Référé "mesures-utiles" : le juge peut enjoindre au titulaire de continuer d'exécuter le marché
Dans un arrêt du 25 juin 2018, le Conseil d’Etat a prononcé, dans le cadre d’un référé "mesures-utiles", une "obligation de faire" à l’encontre d’un cocontractant de l’administration. Il a enjoint au titulaire du marché de continuer à exécuter ses prestations jusqu’à ce que le juge statue au fond.
En l’espèce, l’Agence de l’environnement et de la maîtrise de l’énergie (Ademe) avait conclu un marché public tendant à la mise en place d’une application informatique de type progiciel avec la société GFI Progiciels. La société s’engageait notamment à fournir plusieurs catégories de licences aux agents de l’Ademe. Au cours de la phase de conception et d’installation du progiciel, la société a décidé de modifier la répartition des catégories de licence. Cette nouvelle réparation ne s’est finalement pas révélée adaptée et la société informatique a donc augmenté le nombre de licences dites "utilisateurs complets". Ce rééquilibrage des catégories de licences a entraîné un surcoût de 371.000 euros mais l’Ademe a refusé de le prendre en charge, estimant qu’il s’agissait d’une erreur de conception de la part de la société titulaire. La situation s’est alors compliquée, la société annonçant à l’acheteur qu’en l’absence de régularisation de paiement, elle supprimerait un certain nombre d’accès au plus tard le 31 janvier 2018. Sans réponse de la société au 12 janvier, l’Ademe a décidé de saisir le juge du référé "mesures-utiles" du tribunal administratif (TA) de Nantes. Sa demande tendait à ce que le juge enjoigne à la société de maintenir jusqu’au terme normal ou anticipé du marché "l’ensemble des licences nécessaires pour répondre aux besoins des profils d’utilisateurs contractuels, sous astreinte de 20.000 euros par jour de suppression". Suite au rejet de sa demande, l’Ademe a saisi le Conseil d’État d’un pourvoi en cassation contre cette ordonnance.
Le Conseil d’État a tout d’abord rappelé les règles selon lesquelles il pouvait, dans le cadre d’un référé " mesures-utiles ", intervenir dans l’exécution d’un marché public. Ce pouvoir ne lui est consenti que " si l’administration ne peut user de moyens de contrainte à l’encontre de son cocontractant qu’en vertu d’une décision juridictionnelle ". En outre, la personne publique doit aussi démontrer qu’elle se trouve dans une situation d’urgence. Le juge des référés pourra alors " prendre à a titre provisoire toute mesure nécessaire pour assurer la continuité du service public ou son bon fonctionnement ".

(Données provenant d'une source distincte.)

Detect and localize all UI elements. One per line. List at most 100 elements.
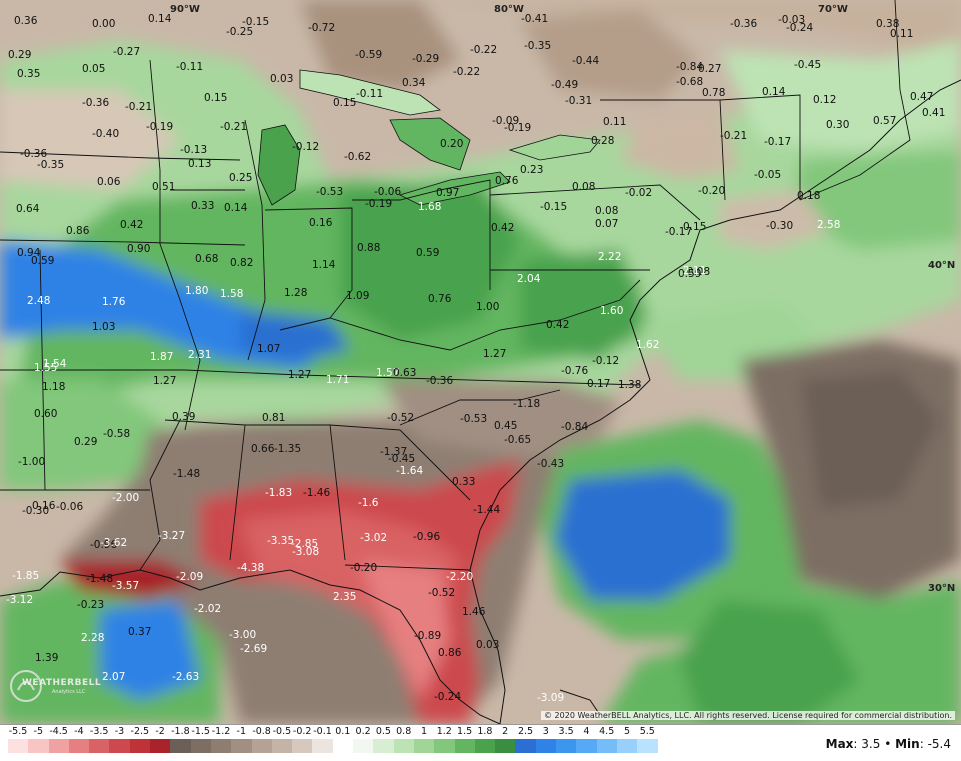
value-label: 0.34 — [402, 77, 426, 89]
value-label: 0.57 — [873, 115, 896, 127]
legend-tick-label: 4.5 — [599, 726, 615, 737]
legend-tick-label: -3 — [114, 726, 125, 737]
value-label: -0.53 — [460, 413, 487, 425]
value-label: -0.15 — [540, 201, 567, 213]
great-lakes — [257, 69, 601, 206]
value-label: -2.20 — [446, 571, 473, 583]
legend-swatch — [616, 739, 638, 753]
value-label: 0.16 — [32, 500, 56, 512]
value-label: 0.38 — [876, 18, 899, 30]
legend-swatch — [474, 739, 496, 753]
value-label: 1.54 — [43, 358, 67, 370]
value-label: 1.55 — [34, 362, 57, 374]
legend-tick-label: -0.2 — [292, 726, 312, 737]
value-label: -0.17 — [665, 226, 692, 238]
value-label: 0.14 — [762, 86, 786, 98]
lat-label-30n: 30°N — [928, 583, 955, 594]
value-label: -0.58 — [103, 428, 130, 440]
min-value: -5.4 — [927, 737, 951, 751]
value-label: -3.08 — [292, 546, 319, 558]
value-label: -0.09 — [492, 115, 519, 127]
legend-swatch — [556, 739, 577, 753]
value-label: 0.28 — [591, 135, 614, 147]
value-label: -0.96 — [413, 531, 440, 543]
max-label: Max — [825, 737, 854, 751]
max-min-readout: Max: 3.5 • Min: -5.4 — [825, 737, 951, 751]
value-label: 1.27 — [288, 369, 311, 381]
value-label: -0.22 — [453, 66, 480, 78]
value-label: 2.11 — [683, 265, 706, 277]
value-label: -0.43 — [537, 458, 564, 470]
value-label: -0.20 — [698, 185, 725, 197]
value-label: 0.81 — [262, 412, 285, 424]
max-value: 3.5 — [861, 737, 881, 751]
legend-tick-label: -0.8 — [252, 726, 271, 737]
legend-tick-label: -2.5 — [130, 726, 150, 737]
value-label: 0.16 — [309, 217, 333, 229]
legend-tick-label: 2.5 — [517, 726, 534, 737]
legend-tick-label: -1 — [236, 726, 247, 737]
value-label: 0.88 — [357, 242, 380, 254]
value-label: 1.09 — [346, 290, 369, 302]
value-label: 0.36 — [14, 15, 38, 27]
legend-swatch — [535, 739, 557, 753]
lat-label-40n: 40°N — [928, 260, 955, 271]
value-label: -1.6 — [358, 497, 379, 509]
value-label: 0.12 — [813, 94, 836, 106]
value-label: 0.82 — [230, 257, 253, 269]
value-label: 0.64 — [16, 203, 40, 215]
value-label: -0.15 — [242, 16, 269, 28]
legend-swatch — [515, 739, 536, 753]
lon-label-70w: 70°W — [818, 4, 848, 15]
value-label: 0.17 — [587, 378, 610, 390]
value-label: 1.18 — [42, 381, 65, 393]
value-label: 0.90 — [127, 243, 150, 255]
value-label: 1.68 — [418, 201, 441, 213]
value-label: 0.78 — [702, 87, 725, 99]
value-label: -0.24 — [434, 691, 461, 703]
value-label: -0.29 — [412, 53, 439, 65]
value-label: -3.27 — [158, 530, 185, 542]
value-label: 0.13 — [188, 158, 211, 170]
precipitation-anomaly-map: 90°W 80°W 70°W 40°N 30°N 0.36 0.00 0.14 -0.… — [0, 0, 961, 724]
legend-swatch — [150, 739, 171, 753]
value-label: 0.42 — [491, 222, 514, 234]
legend-tick-label: -2 — [155, 726, 165, 737]
value-label: -3.57 — [112, 580, 139, 592]
legend-tick-label: -5 — [33, 726, 44, 737]
legend-swatch — [454, 739, 475, 753]
value-label: 0.37 — [128, 626, 151, 638]
value-label: -0.89 — [414, 630, 441, 642]
value-label: -0.06 — [56, 501, 83, 513]
value-label: 0.86 — [66, 225, 90, 237]
weatherbell-logo: WEATHERBELL Analytics LLC — [8, 668, 101, 704]
value-label: -0.21 — [220, 121, 247, 133]
value-label: -1.18 — [513, 398, 540, 410]
map-canvas: 90°W 80°W 70°W 40°N 30°N 0.36 0.00 0.14 -0.… — [0, 0, 961, 724]
value-label: -0.19 — [365, 198, 392, 210]
coastline — [0, 79, 961, 724]
value-label: 0.06 — [97, 176, 121, 188]
value-label: 2.22 — [598, 251, 621, 263]
station-value-labels: 0.36 0.00 0.14 -0.15-0.25 -0.72-0.41 -0.36 -0.… — [6, 13, 945, 704]
legend-swatch — [89, 739, 110, 753]
value-label: -0.45 — [794, 59, 821, 71]
logo-subtext: Analytics LLC — [52, 689, 86, 695]
value-label: 0.76 — [495, 175, 519, 187]
value-label: 0.30 — [826, 119, 849, 131]
value-label: -0.21 — [720, 130, 747, 142]
value-label: 0.33 — [191, 200, 214, 212]
value-label: -0.24 — [786, 22, 813, 34]
lon-label-80w: 80°W — [494, 4, 524, 15]
value-label: 2.04 — [517, 273, 541, 285]
value-label: 2.31 — [188, 349, 211, 361]
value-label: -0.52 — [428, 587, 455, 599]
legend-tick-label: 4 — [583, 726, 590, 737]
value-label: -0.05 — [754, 169, 781, 181]
value-label: 0.03 — [476, 639, 499, 651]
value-label: 1.38 — [618, 379, 641, 391]
value-label: -0.23 — [77, 599, 104, 611]
legend-swatch — [292, 739, 313, 753]
legend-tick-label: 0.2 — [355, 726, 371, 737]
value-label: 0.15 — [683, 221, 706, 233]
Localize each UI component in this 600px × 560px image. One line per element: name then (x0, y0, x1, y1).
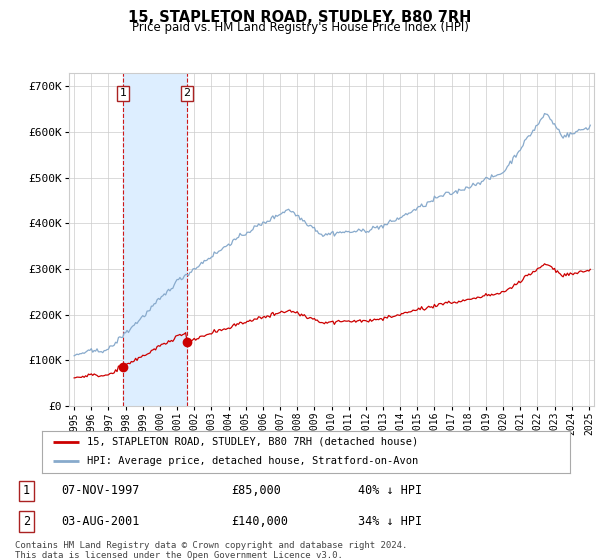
Text: Contains HM Land Registry data © Crown copyright and database right 2024.
This d: Contains HM Land Registry data © Crown c… (15, 540, 407, 560)
Text: 2: 2 (184, 88, 191, 99)
Text: HPI: Average price, detached house, Stratford-on-Avon: HPI: Average price, detached house, Stra… (87, 456, 418, 466)
Text: 1: 1 (23, 484, 30, 497)
Text: 40% ↓ HPI: 40% ↓ HPI (358, 484, 422, 497)
Text: 03-AUG-2001: 03-AUG-2001 (61, 515, 139, 528)
Text: 2: 2 (23, 515, 30, 528)
Text: £140,000: £140,000 (231, 515, 288, 528)
Text: 34% ↓ HPI: 34% ↓ HPI (358, 515, 422, 528)
Text: 15, STAPLETON ROAD, STUDLEY, B80 7RH: 15, STAPLETON ROAD, STUDLEY, B80 7RH (128, 10, 472, 25)
Text: £85,000: £85,000 (231, 484, 281, 497)
Bar (123, 73, 187, 406)
Text: Price paid vs. HM Land Registry's House Price Index (HPI): Price paid vs. HM Land Registry's House … (131, 21, 469, 34)
Text: 15, STAPLETON ROAD, STUDLEY, B80 7RH (detached house): 15, STAPLETON ROAD, STUDLEY, B80 7RH (de… (87, 437, 418, 447)
Text: 07-NOV-1997: 07-NOV-1997 (61, 484, 139, 497)
Text: 1: 1 (119, 88, 127, 99)
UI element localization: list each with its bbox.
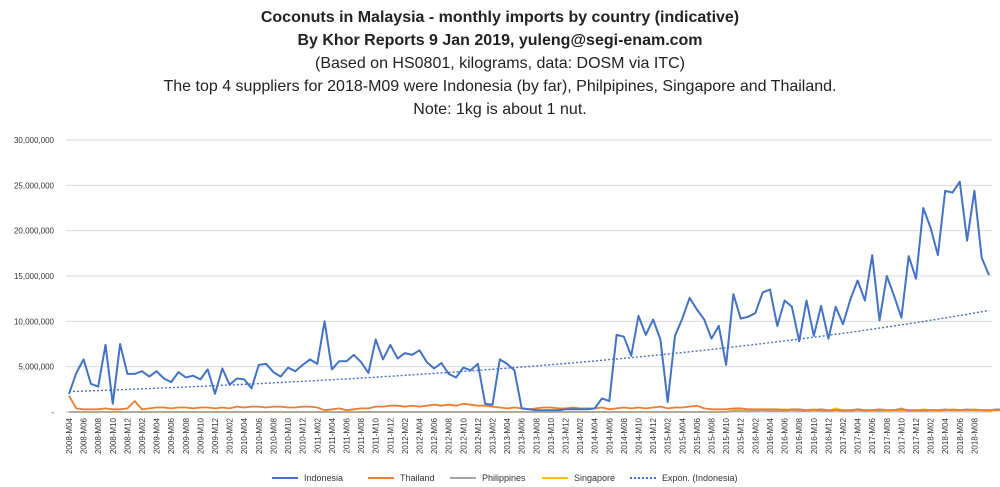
x-tick-label: 2016-M12	[824, 417, 833, 454]
legend-label: Singapore	[574, 473, 615, 483]
x-tick-label: 2013-M08	[532, 417, 541, 454]
x-axis: 2008-M04 2008-M06 2008-M08 2008-M10 2008-M12…	[65, 417, 979, 454]
chart-title: Coconuts in Malaysia - monthly imports b…	[260, 9, 740, 26]
series-lines	[68, 180, 1000, 413]
x-tick-label: 2018-M08	[970, 417, 979, 454]
x-tick-label: 2008-M12	[123, 417, 132, 454]
x-tick-label: 2014-M06	[605, 417, 614, 454]
x-tick-label: 2017-M04	[854, 417, 863, 454]
chart-byline: By Khor Reports 9 Jan 2019, yuleng@segi-…	[297, 32, 703, 49]
x-tick-label: 2008-M10	[109, 417, 118, 454]
x-tick-label: 2015-M06	[693, 417, 702, 454]
legend-label: Philippines	[482, 473, 526, 483]
x-tick-label: 2011-M10	[372, 417, 381, 453]
x-tick-label: 2016-M10	[810, 417, 819, 454]
x-tick-label: 2015-M10	[722, 417, 731, 454]
x-tick-label: 2009-M06	[167, 417, 176, 454]
x-tick-label: 2008-M04	[65, 417, 74, 454]
x-tick-label: 2011-M02	[313, 417, 322, 453]
chart-summary: The top 4 suppliers for 2018-M09 were In…	[163, 78, 837, 95]
x-tick-label: 2009-M08	[182, 417, 191, 454]
x-tick-label: 2011-M06	[342, 417, 351, 453]
x-tick-label: 2014-M04	[591, 417, 600, 454]
x-tick-label: 2012-M12	[474, 417, 483, 454]
x-tick-label: 2009-M10	[196, 417, 205, 454]
series-line-trend	[68, 309, 990, 393]
x-tick-label: 2012-M08	[445, 417, 454, 454]
x-tick-label: 2013-M12	[562, 417, 571, 454]
x-tick-label: 2014-M02	[576, 417, 585, 454]
x-tick-label: 2010-M10	[284, 417, 293, 454]
x-tick-label: 2014-M08	[620, 417, 629, 454]
x-tick-label: 2011-M04	[328, 417, 337, 453]
gridlines	[66, 139, 992, 413]
legend-label: Indonesia	[304, 473, 343, 483]
x-tick-label: 2011-M08	[357, 417, 366, 453]
y-axis: - 5,000,000 10,000,000 15,000,000 20,000,000…	[14, 136, 55, 417]
legend-label: Expon. (Indonesia)	[662, 473, 738, 483]
x-tick-label: 2010-M02	[226, 417, 235, 454]
title-block: Coconuts in Malaysia - monthly imports b…	[0, 6, 1000, 121]
y-tick-label: 15,000,000	[14, 272, 55, 281]
chart-basis-note: (Based on HS0801, kilograms, data: DOSM …	[315, 55, 685, 72]
x-tick-label: 2017-M06	[868, 417, 877, 454]
x-tick-label: 2012-M10	[459, 417, 468, 454]
x-tick-label: 2015-M02	[664, 417, 673, 454]
y-tick-label: 30,000,000	[14, 136, 55, 145]
legend: Indonesia Thailand Philippines Singapore Exp…	[272, 473, 738, 483]
x-tick-label: 2010-M12	[299, 417, 308, 454]
x-tick-label: 2016-M08	[795, 417, 804, 454]
x-tick-label: 2017-M08	[883, 417, 892, 454]
y-tick-label: 5,000,000	[18, 363, 54, 372]
y-tick-label: 20,000,000	[14, 227, 55, 236]
series-line-indonesia	[68, 180, 990, 412]
x-tick-label: 2010-M08	[269, 417, 278, 454]
x-tick-label: 2012-M04	[415, 417, 424, 454]
x-tick-label: 2017-M12	[912, 417, 921, 454]
x-tick-label: 2013-M06	[518, 417, 527, 454]
chart-unit-note: Note: 1kg is about 1 nut.	[413, 101, 587, 118]
x-tick-label: 2012-M06	[430, 417, 439, 454]
x-tick-label: 2016-M04	[766, 417, 775, 454]
x-tick-label: 2012-M02	[401, 417, 410, 454]
x-tick-label: 2015-M04	[678, 417, 687, 454]
x-tick-label: 2009-M04	[153, 417, 162, 454]
x-tick-label: 2008-M06	[80, 417, 89, 454]
x-tick-label: 2010-M04	[240, 417, 249, 454]
x-tick-label: 2013-M04	[503, 417, 512, 454]
x-tick-label: 2015-M08	[708, 417, 717, 454]
x-tick-label: 2018-M06	[956, 417, 965, 454]
x-tick-label: 2016-M02	[751, 417, 760, 454]
y-tick-label: -	[51, 408, 54, 417]
x-tick-label: 2010-M06	[255, 417, 264, 454]
x-tick-label: 2015-M12	[737, 417, 746, 454]
x-tick-label: 2018-M04	[941, 417, 950, 454]
x-tick-label: 2017-M02	[839, 417, 848, 454]
x-tick-label: 2014-M10	[635, 417, 644, 454]
x-tick-label: 2014-M12	[649, 417, 658, 454]
series-line-thailand	[68, 395, 1000, 412]
x-tick-label: 2009-M02	[138, 417, 147, 454]
legend-label: Thailand	[400, 473, 435, 483]
x-tick-label: 2013-M02	[488, 417, 497, 454]
x-tick-label: 2013-M10	[547, 417, 556, 454]
x-tick-label: 2018-M02	[927, 417, 936, 454]
x-tick-label: 2009-M12	[211, 417, 220, 454]
x-tick-label: 2016-M06	[781, 417, 790, 454]
y-tick-label: 10,000,000	[14, 317, 55, 326]
x-tick-label: 2011-M12	[386, 417, 395, 453]
x-tick-label: 2008-M08	[94, 417, 103, 454]
y-tick-label: 25,000,000	[14, 181, 55, 190]
x-tick-label: 2017-M10	[897, 417, 906, 454]
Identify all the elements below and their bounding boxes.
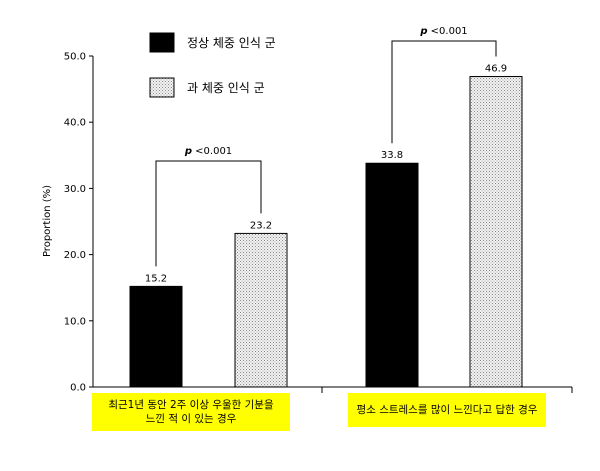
y-axis-label: Proportion (%)	[42, 185, 53, 257]
significance-brackets: p <0.001 p <0.001	[155, 26, 497, 267]
significance-label: p <0.001	[419, 26, 467, 37]
significance-label: p <0.001	[184, 146, 232, 157]
legend-entry: 과 체중 인식 군	[187, 81, 265, 95]
bar-value-label: 15.2	[145, 273, 167, 284]
legend-entry: 정상 체중 인식 군	[187, 36, 276, 50]
y-tick-label: 40.0	[64, 118, 86, 129]
x-category-label-line: 평소 스트레스를 많이 느낀다고 답한 경우	[356, 404, 538, 416]
legend-swatch	[149, 77, 175, 98]
legend-swatch	[149, 32, 175, 53]
bar	[469, 76, 523, 388]
legend: 정상 체중 인식 군과 체중 인식 군	[149, 32, 276, 98]
y-tick-label: 20.0	[64, 250, 86, 261]
y-tick-label: 30.0	[64, 184, 86, 195]
bar-value-label: 46.9	[485, 64, 507, 75]
bar	[365, 162, 419, 388]
bar	[234, 232, 288, 388]
bars	[129, 76, 523, 388]
y-tick-label: 50.0	[64, 52, 86, 63]
x-category-label-line: 느낀 적 이 있는 경우	[145, 413, 237, 425]
value-labels: 15.2 33.8 23.2 46.9	[145, 64, 507, 285]
significance-bracket	[155, 160, 262, 267]
y-tick-label: 0.0	[70, 383, 86, 394]
bar-value-label: 33.8	[381, 150, 403, 161]
bar	[129, 285, 183, 388]
y-tick-label: 10.0	[64, 316, 86, 327]
significance-bracket	[391, 40, 497, 144]
x-category-label-line: 최근1년 동안 2주 이상 우울한 기분을	[108, 399, 274, 411]
bar-value-label: 23.2	[250, 220, 272, 231]
x-category-label: 평소 스트레스를 많이 느낀다고 답한 경우	[348, 393, 546, 427]
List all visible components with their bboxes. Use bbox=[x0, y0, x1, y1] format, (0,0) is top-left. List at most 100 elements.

Le TA de Nantes avait refusé de faire droit à l’injonction requise par l’Ademe, cette demande ne revêtant pas un caractère provisoire. La demande principale avait effectivement pour objet de contraindre la société informatique à maintenir l’ensemble des licences nécessaires jusqu’au terme du marché. Si le juge avait fait droit à cette demande, cela revenait à forcer les parties a exécuter leurs obligations jusqu’au bout, ce qui n’a rien de provisoire. Le Conseil d’État a toutefois annulé cette ordonnance, faute pour le TA de ne pas avoir statué sur les demandes secondaires de l’Ademe. En effet, cette dernière demandait à titre subsidiaire que cette même injonction soit prononcée seulement " jusqu’à ce que le juge du fond statue ".
Dès lors, les juges de cassation ont examiné cette demande subsidiaire. Ils ont estimé que la restriction de l’utilisation du progiciel, ce dernier constituant " l’unique outil comptable, budgétaire et achats de l’Ademe " et permettant ainsi aux agents d’exercer leurs missions quotidiennes, portait une atteinte immédiate au bon fonctionnement de cette administration. Au vu de l’urgence de la situation, le Conseil d’État a donc enjoint à la société de maintenir l’ensemble des licences nécessaires jusqu’à ce que le juge du fond statue. Il n’a en revanche pas estimé nécessaire de prononcer une astreinte.